Poppy Logo

Jim Fox Elliott

Jim ElliottGunner Jim Fox Elliott, 81157, Royal Field Artillery, 96th Battery, 19th Brigade

Jim Fox Elliot was born in Rothwell, Leeds in 1894, the second child and second son of coal hewer George Elliott and his wife Martha (nee Fox) who married in 1884. In 1901, the family were living in Rothwell, but had moved to 20, Teall Street, Ossett Common before April 1911 when Jim, then aged 17, worked as waste shaker for a local mungo manufacturer. George and Martha Elliott had seven children from their marriage, but one child had died before April 1911.

Gunner Jim Elliott, 81157 Royal Field Artillery, embarked for France on the 12th May 1915. The 19th Brigade of the Royal Field Artillery was a unit of Britain's pre-war regular army. Comprising the 95th, 96th and 97th Batteries. This brigade was under command of 6th (Poona) Division of the Indian Army, but was recalled to England. It arrived at Winchester on the 19th November 1914 and was placed under command of the new 27th Division.

97th Battery then left for 167 Brigade, whereupon the brigade was reorganised, with part of the 95th Battery being split away to form a basis for a new 131 Battery. 39 Battery then joined from 14 Brigade on the 9th February 1915 and the 95th Battery left for 129 Brigade on the 25th July 1916. 19th Brigade R.F.A. thus ended the war with the 39th, 96th and 131st Batteries. The brigade served with the division in France and Salonika during WW1.

The British 27th Division was a First World War regular army infantry division formed in late 1914 by combining various units that had been acting as garrisons about the British Empire. The division spent most of 1915 on the Western Front in France before moving to Salonika where it remained with the British Salonika Army for the duration of the war. In 1918, in Salonika, the 27th Division took part in the tragic Battle of Doiran against the Bulgarians with many needless casualties. The Division lost a number of units in mid 1918; they were transferred to France and it is thought that Gunner Ellis's 19th Brigade was one of these units.

The "Ossett Observer" 1 had this obituary for Gunner Elliott:

"News has come to hand of the death, while serving in the army, of Jim Elliott, son of Mr. George Elliott, of Teall-street, Ossett Common, who enlisted in the early days of the war. He had served mainly in Salonika and recently informed his parents that he was on his way home, on leave, and would telegraph them on reaching London. The telegram which the parents received, however, was from the War Office, stating that the soldier was dangerously ill, with pneumonia, in a hospital in Cherbourg, France and could not be visited. Following upon this came the sad news that he had died. A single man, the deceased was about 26 years of age, and for several years had been associated with the First Baptist Church and Sunday School, South Ossett."

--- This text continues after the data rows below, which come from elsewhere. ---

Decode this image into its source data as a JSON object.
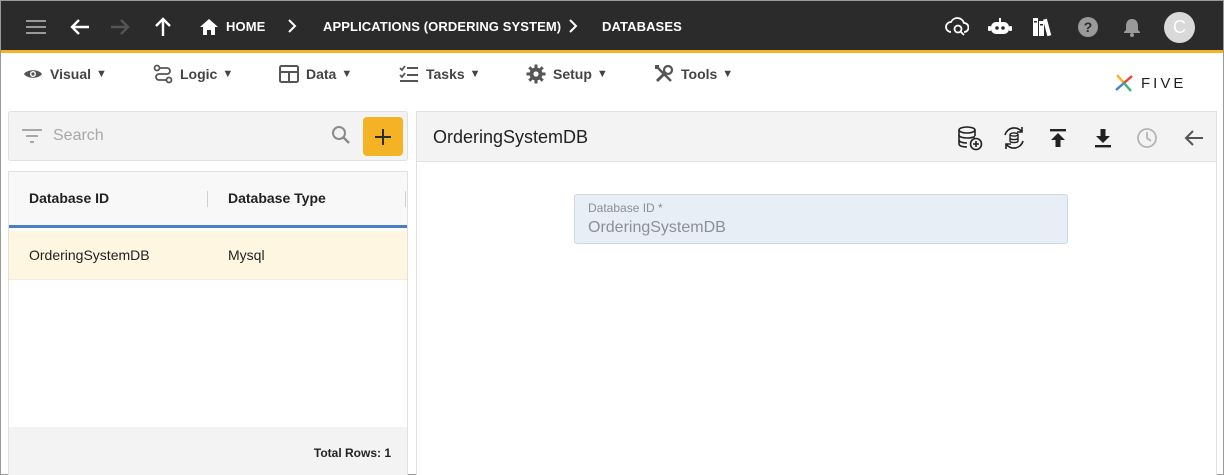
{
  "topbar": {
    "breadcrumbs": [
      "HOME",
      "APPLICATIONS (ORDERING SYSTEM)",
      "DATABASES"
    ],
    "avatar_initial": "C",
    "accent_color": "#f4b324",
    "icons": [
      "menu-icon",
      "back-icon",
      "forward-icon",
      "up-icon",
      "home-icon",
      "chevron-right-icon",
      "cloud-search-icon",
      "chatbot-icon",
      "library-icon",
      "help-icon",
      "bell-icon"
    ]
  },
  "menu": {
    "items": [
      {
        "label": "Visual",
        "icon": "eye-icon"
      },
      {
        "label": "Logic",
        "icon": "logic-icon"
      },
      {
        "label": "Data",
        "icon": "table-icon"
      },
      {
        "label": "Tasks",
        "icon": "tasks-icon"
      },
      {
        "label": "Setup",
        "icon": "gear-icon"
      },
      {
        "label": "Tools",
        "icon": "tools-icon"
      }
    ],
    "caret": "▼",
    "logo_text": "FIVE"
  },
  "search": {
    "placeholder": "Search"
  },
  "list": {
    "columns": [
      "Database ID",
      "Database Type"
    ],
    "rows": [
      {
        "database_id": "OrderingSystemDB",
        "database_type": "Mysql"
      }
    ],
    "total_rows": "Total Rows: 1"
  },
  "detail": {
    "title": "OrderingSystemDB",
    "field_label": "Database ID *",
    "field_value": "OrderingSystemDB"
  }
}
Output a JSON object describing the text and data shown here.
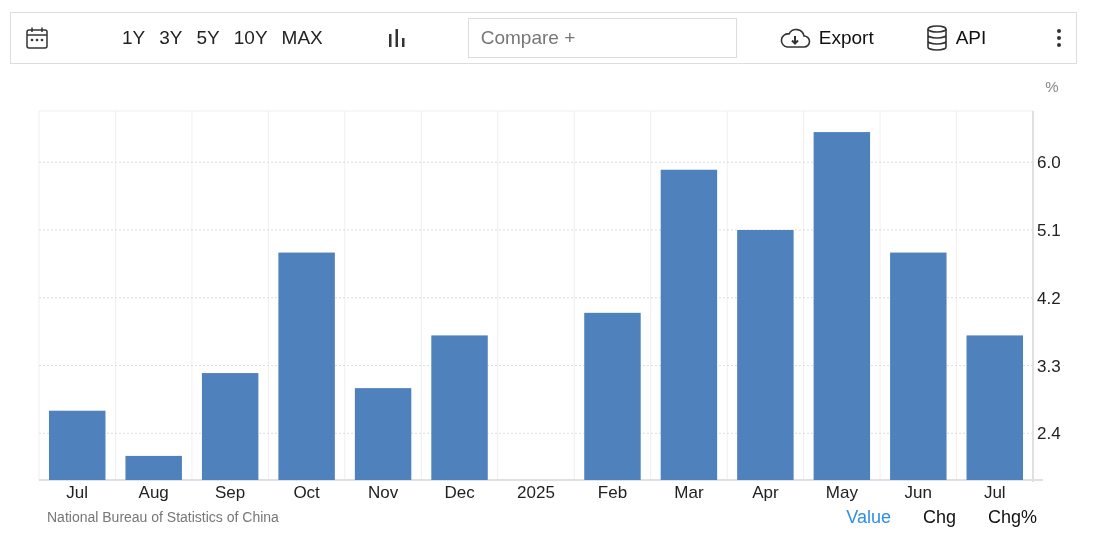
{
  "toolbar": {
    "ranges": [
      {
        "label": "1Y"
      },
      {
        "label": "3Y"
      },
      {
        "label": "5Y"
      },
      {
        "label": "10Y"
      },
      {
        "label": "MAX"
      }
    ],
    "compare": {
      "placeholder": "Compare +"
    },
    "export": "Export",
    "api": "API"
  },
  "chart": {
    "chart_data": {
      "type": "bar",
      "ylabel": "%",
      "categories": [
        "Jul",
        "Aug",
        "Sep",
        "Oct",
        "Nov",
        "Dec",
        "2025",
        "Feb",
        "Mar",
        "Apr",
        "May",
        "Jun",
        "Jul"
      ],
      "grid": true,
      "series": [
        {
          "color": "#4f81bd",
          "values": [
            2.7,
            2.1,
            3.2,
            4.8,
            3.0,
            3.7,
            null,
            4.0,
            5.9,
            5.1,
            6.4,
            4.8,
            3.7
          ]
        }
      ],
      "ylim": [
        1.78,
        6.68
      ],
      "yticks": [
        {
          "value": 2.4,
          "label": "2.4"
        },
        {
          "value": 3.3,
          "label": "3.3"
        },
        {
          "value": 4.2,
          "label": "4.2"
        },
        {
          "value": 5.1,
          "label": "5.1"
        },
        {
          "value": 6,
          "label": "6.0"
        }
      ]
    }
  },
  "source": "National Bureau of Statistics of China",
  "modes": [
    {
      "label": "Value",
      "selected": true
    },
    {
      "label": "Chg",
      "selected": false
    },
    {
      "label": "Chg%",
      "selected": false
    }
  ]
}
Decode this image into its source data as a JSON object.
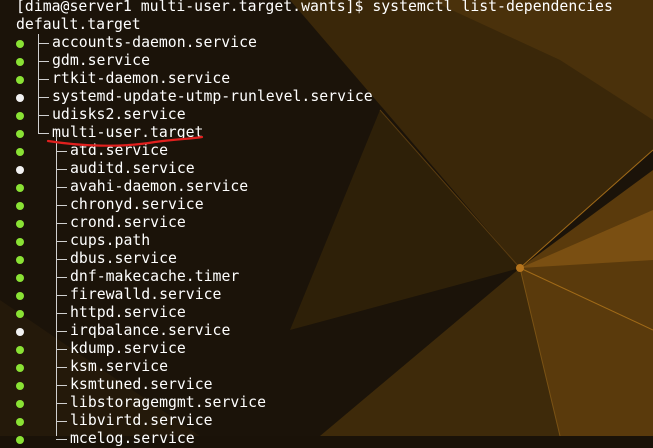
{
  "terminal": {
    "prompt": "[dima@server1 multi-user.target.wants]$ systemctl list-dependencies",
    "root_unit": "default.target",
    "level1": [
      {
        "name": "accounts-daemon.service",
        "state": "active"
      },
      {
        "name": "gdm.service",
        "state": "active"
      },
      {
        "name": "rtkit-daemon.service",
        "state": "active"
      },
      {
        "name": "systemd-update-utmp-runlevel.service",
        "state": "inactive"
      },
      {
        "name": "udisks2.service",
        "state": "active"
      },
      {
        "name": "multi-user.target",
        "state": "active",
        "annotated": true
      }
    ],
    "level2": [
      {
        "name": "atd.service",
        "state": "active"
      },
      {
        "name": "auditd.service",
        "state": "inactive"
      },
      {
        "name": "avahi-daemon.service",
        "state": "active"
      },
      {
        "name": "chronyd.service",
        "state": "active"
      },
      {
        "name": "crond.service",
        "state": "active"
      },
      {
        "name": "cups.path",
        "state": "active"
      },
      {
        "name": "dbus.service",
        "state": "active"
      },
      {
        "name": "dnf-makecache.timer",
        "state": "active"
      },
      {
        "name": "firewalld.service",
        "state": "active"
      },
      {
        "name": "httpd.service",
        "state": "active"
      },
      {
        "name": "irqbalance.service",
        "state": "inactive"
      },
      {
        "name": "kdump.service",
        "state": "active"
      },
      {
        "name": "ksm.service",
        "state": "active"
      },
      {
        "name": "ksmtuned.service",
        "state": "active"
      },
      {
        "name": "libstoragemgmt.service",
        "state": "active"
      },
      {
        "name": "libvirtd.service",
        "state": "active"
      },
      {
        "name": "mcelog.service",
        "state": "active"
      }
    ]
  },
  "colors": {
    "active_dot": "#8ae234",
    "inactive_dot": "#f2f2f2",
    "text": "#ffffff",
    "annotation": "#e0201e",
    "background_dark": "#1a1208",
    "background_accent": "#b5741c"
  }
}
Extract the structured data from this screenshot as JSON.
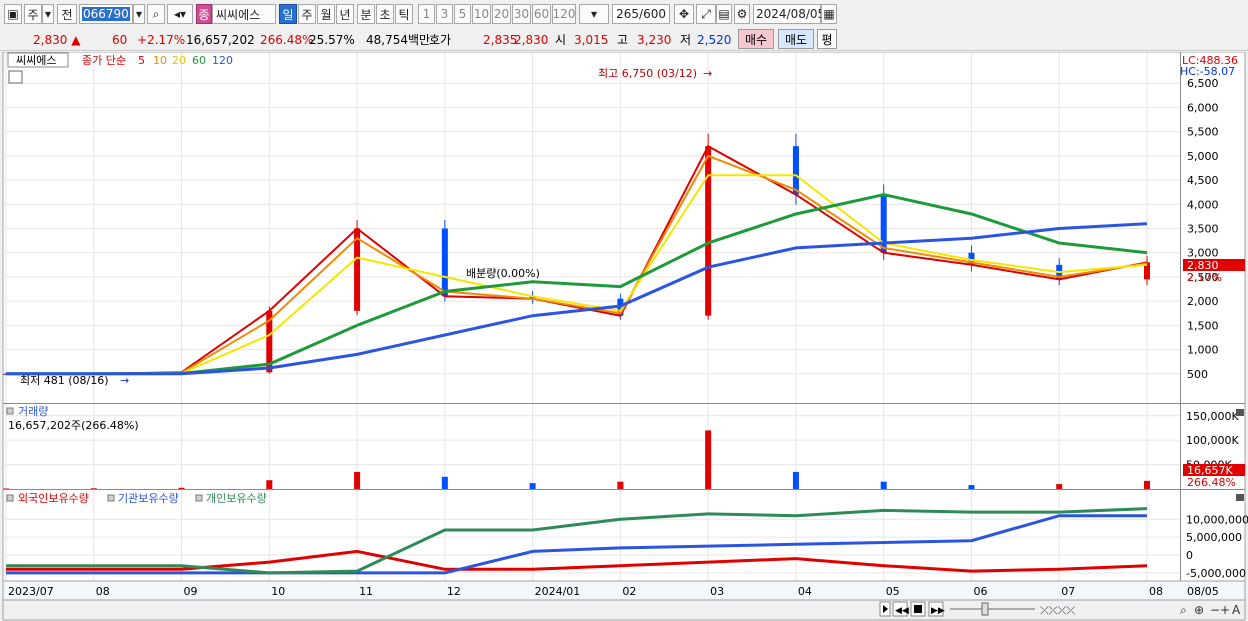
{
  "toolbar": {
    "period_label": "주",
    "jeon_label": "전",
    "code_value": "066790",
    "stock_name": "씨씨에스",
    "jong_label": "종",
    "tabs": [
      "일",
      "주",
      "월",
      "년",
      "분",
      "초",
      "틱"
    ],
    "intervals": [
      "1",
      "3",
      "5",
      "10",
      "20",
      "30",
      "60",
      "120"
    ],
    "count_value": "265",
    "count_total": "/600",
    "date_value": "2024/08/05"
  },
  "quote": {
    "price": "2,830",
    "arrow": "▲",
    "change": "60",
    "change_pct": "+2.17%",
    "volume": "16,657,202",
    "vol_ratio": "266.48%",
    "turnover": "25.57%",
    "amount": "48,754백만",
    "hoga_label": "호가",
    "ask": "2,835",
    "bid": "2,830",
    "open_label": "시",
    "open": "3,015",
    "high_label": "고",
    "high": "3,230",
    "low_label": "저",
    "low": "2,520",
    "buy_label": "매수",
    "sell_label": "매도",
    "eval_label": "평"
  },
  "price_panel": {
    "name": "씨씨에스",
    "ma_label": "종가 단순",
    "ma_periods": [
      "5",
      "10",
      "20",
      "60",
      "120"
    ],
    "lc": "LC:488.36",
    "hc": "HC:-58.07",
    "high_annotation": "최고 6,750 (03/12)",
    "low_annotation": "최저 481 (08/16)",
    "mid_annotation": "배분량(0.00%)",
    "current_tag": "2,830",
    "current_pct": "2.17%"
  },
  "volume_panel": {
    "title": "거래량",
    "value_text": "16,657,202주(266.48%)",
    "current_tag": "16,657K",
    "current_pct": "266.48%",
    "axis_ticks": [
      "150,000K",
      "100,000K",
      "50,000K"
    ]
  },
  "holding_panel": {
    "legends": [
      "외국인보유수량",
      "기관보유수량",
      "개인보유수량"
    ],
    "axis_ticks": [
      "10,000,000",
      "5,000,000",
      "0",
      "-5,000,000"
    ]
  },
  "x_axis": {
    "labels": [
      "2023/07",
      "08",
      "09",
      "10",
      "11",
      "12",
      "2024/01",
      "02",
      "03",
      "04",
      "05",
      "06",
      "07",
      "08"
    ],
    "right_label": "08/05"
  },
  "colors": {
    "up": "#e00000",
    "down": "#0050ff",
    "ma5": "#e00000",
    "ma10": "#f08a00",
    "ma20": "#f5e600",
    "ma60": "#1f9a3a",
    "ma120": "#2b55e0",
    "foreign": "#e00000",
    "institution": "#2b55e0",
    "individual": "#2e8b57"
  },
  "chart_data": [
    {
      "type": "line",
      "title": "씨씨에스",
      "ylim": [
        0,
        7000
      ],
      "yticks": [
        500,
        1000,
        1500,
        2000,
        2500,
        3000,
        3500,
        4000,
        4500,
        5000,
        5500,
        6000,
        6500
      ],
      "months": [
        "2023/07",
        "08",
        "09",
        "10",
        "11",
        "12",
        "2024/01",
        "02",
        "03",
        "04",
        "05",
        "06",
        "07",
        "08"
      ],
      "x": [
        "2023/07",
        "2023/08",
        "2023/09",
        "2023/10",
        "2023/11",
        "2023/12",
        "2024/01",
        "2024/02",
        "2024/03",
        "2024/04",
        "2024/05",
        "2024/06",
        "2024/07",
        "2024/08"
      ],
      "series": [
        {
          "name": "5",
          "values": [
            500,
            500,
            530,
            1800,
            3500,
            2100,
            2050,
            1700,
            5200,
            4200,
            3000,
            2750,
            2450,
            2800
          ]
        },
        {
          "name": "10",
          "values": [
            500,
            500,
            520,
            1600,
            3300,
            2200,
            2050,
            1750,
            5000,
            4300,
            3100,
            2800,
            2500,
            2780
          ]
        },
        {
          "name": "20",
          "values": [
            500,
            500,
            510,
            1300,
            2900,
            2500,
            2100,
            1800,
            4600,
            4600,
            3200,
            2850,
            2600,
            2750
          ]
        },
        {
          "name": "60",
          "values": [
            500,
            500,
            505,
            700,
            1500,
            2200,
            2400,
            2300,
            3200,
            3800,
            4200,
            3800,
            3200,
            3000
          ]
        },
        {
          "name": "120",
          "values": [
            500,
            500,
            500,
            620,
            900,
            1300,
            1700,
            1900,
            2700,
            3100,
            3200,
            3300,
            3500,
            3600
          ]
        }
      ]
    },
    {
      "type": "bar",
      "title": "거래량",
      "ylim": [
        0,
        170000
      ],
      "categories": [
        "2023/07",
        "2023/08",
        "2023/09",
        "2023/10",
        "2023/11",
        "2023/12",
        "2024/01",
        "2024/02",
        "2024/03",
        "2024/04",
        "2024/05",
        "2024/06",
        "2024/07",
        "2024/08"
      ],
      "values": [
        1000,
        1500,
        2500,
        18000,
        35000,
        25000,
        12000,
        15000,
        120000,
        35000,
        15000,
        8000,
        10000,
        16657
      ]
    },
    {
      "type": "line",
      "ylim": [
        -7000000,
        14000000
      ],
      "x": [
        "2023/07",
        "2023/08",
        "2023/09",
        "2023/10",
        "2023/11",
        "2023/12",
        "2024/01",
        "2024/02",
        "2024/03",
        "2024/04",
        "2024/05",
        "2024/06",
        "2024/07",
        "2024/08"
      ],
      "series": [
        {
          "name": "외국인보유수량",
          "values": [
            -4000000,
            -4000000,
            -4000000,
            -2000000,
            1000000,
            -4000000,
            -4000000,
            -3000000,
            -2000000,
            -1000000,
            -3000000,
            -4500000,
            -4000000,
            -3000000
          ]
        },
        {
          "name": "기관보유수량",
          "values": [
            -5000000,
            -5000000,
            -5000000,
            -5000000,
            -5000000,
            -5000000,
            1000000,
            2000000,
            2500000,
            3000000,
            3500000,
            4000000,
            11000000,
            11000000
          ]
        },
        {
          "name": "개인보유수량",
          "values": [
            -3000000,
            -3000000,
            -3000000,
            -5000000,
            -4500000,
            7000000,
            7000000,
            10000000,
            11500000,
            11000000,
            12500000,
            12000000,
            12000000,
            13000000
          ]
        }
      ]
    }
  ]
}
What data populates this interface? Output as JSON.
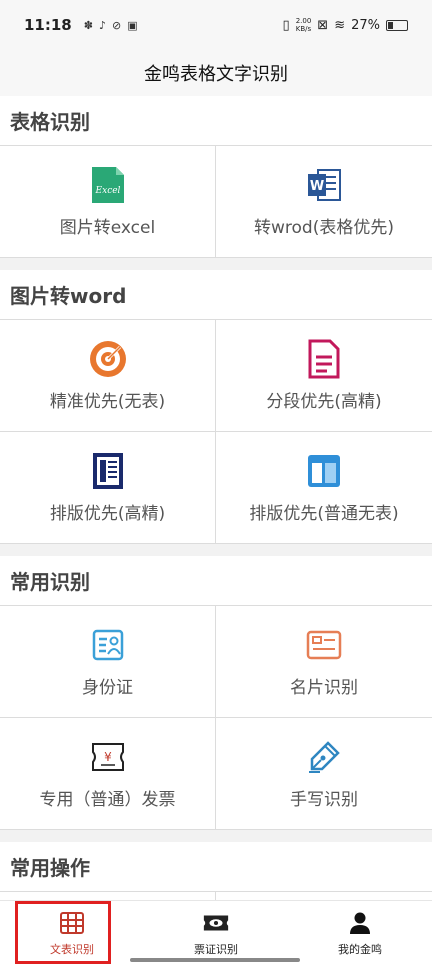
{
  "status_bar": {
    "time": "11:18",
    "net_speed_value": "2.00",
    "net_speed_unit": "KB/s",
    "battery": "27%",
    "battery_level": 0.27
  },
  "app_bar": {
    "title": "金鸣表格文字识别"
  },
  "sections": [
    {
      "title": "表格识别",
      "items": [
        {
          "label": "图片转excel",
          "icon": "excel-file-icon",
          "icon_text": "Excel"
        },
        {
          "label": "转wrod(表格优先)",
          "icon": "word-doc-icon",
          "icon_text": "W"
        }
      ]
    },
    {
      "title": "图片转word",
      "items": [
        {
          "label": "精准优先(无表)",
          "icon": "target-icon"
        },
        {
          "label": "分段优先(高精)",
          "icon": "document-lines-icon"
        },
        {
          "label": "排版优先(高精)",
          "icon": "layout-page-icon"
        },
        {
          "label": "排版优先(普通无表)",
          "icon": "layout-grid-icon"
        }
      ]
    },
    {
      "title": "常用识别",
      "items": [
        {
          "label": "身份证",
          "icon": "id-card-icon"
        },
        {
          "label": "名片识别",
          "icon": "business-card-icon"
        },
        {
          "label": "专用（普通）发票",
          "icon": "invoice-ticket-icon",
          "icon_text": "¥"
        },
        {
          "label": "手写识别",
          "icon": "pen-nib-icon"
        }
      ]
    },
    {
      "title": "常用操作",
      "items": []
    }
  ],
  "bottom_nav": [
    {
      "label": "文表识别",
      "icon": "table-grid-icon",
      "active": true
    },
    {
      "label": "票证识别",
      "icon": "ticket-eye-icon",
      "active": false
    },
    {
      "label": "我的金鸣",
      "icon": "user-icon",
      "active": false
    }
  ],
  "colors": {
    "accent_red": "#c0392b",
    "excel_green": "#2aa876",
    "word_blue": "#2b5797",
    "target_orange": "#e8772e",
    "doc_magenta": "#c2185b",
    "navy": "#1a2a6c",
    "sky_blue": "#2f8fd8",
    "id_blue": "#3aa0d8",
    "card_orange": "#e67e55",
    "pen_blue": "#2e86c1"
  }
}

Jim Fox Elliott’s army service record has not survived, but he was posthumously awarded the British, Victory and the 1914/15 Star having served overseas on embarkation to France on the 12th May 1915.

Gunner Jim Elliott died in a French hospital at Cherbourg on the 18th December 1918, aged 24 years, the son of George and Martha Elliott, of 20, Teall Street, Ossett. He is buried at grave reference A. 32 at the Tourlaville Community Cemetery and Extension,2 Manche, France. Tourlaville is a village 5 kilometres east of Cherbourg, on the N.801 road to St. Pierre-Eglise and Barfleur.

The majority of the burials in the Communal Cemetery date from December 1917 to January 1919, when it was used by Allied Hospitals. Tourlaville was No.1 Rest Camp and Cherbourg became the Portuguese Base in 1919.

There are 68 Commonwealth burials of the 1914-1918 war and 2 of the 1939-45 war, commemorated in this site. There are two German Foreign National burials.

Gunner Jim Elliott was also remembered on the now destroyed gravestone of his father Mr. George Elliott, of Teall Street, Ossett at the Ossett Baptist Burial Ground, Baptist Lane, Spa Street, Ossett.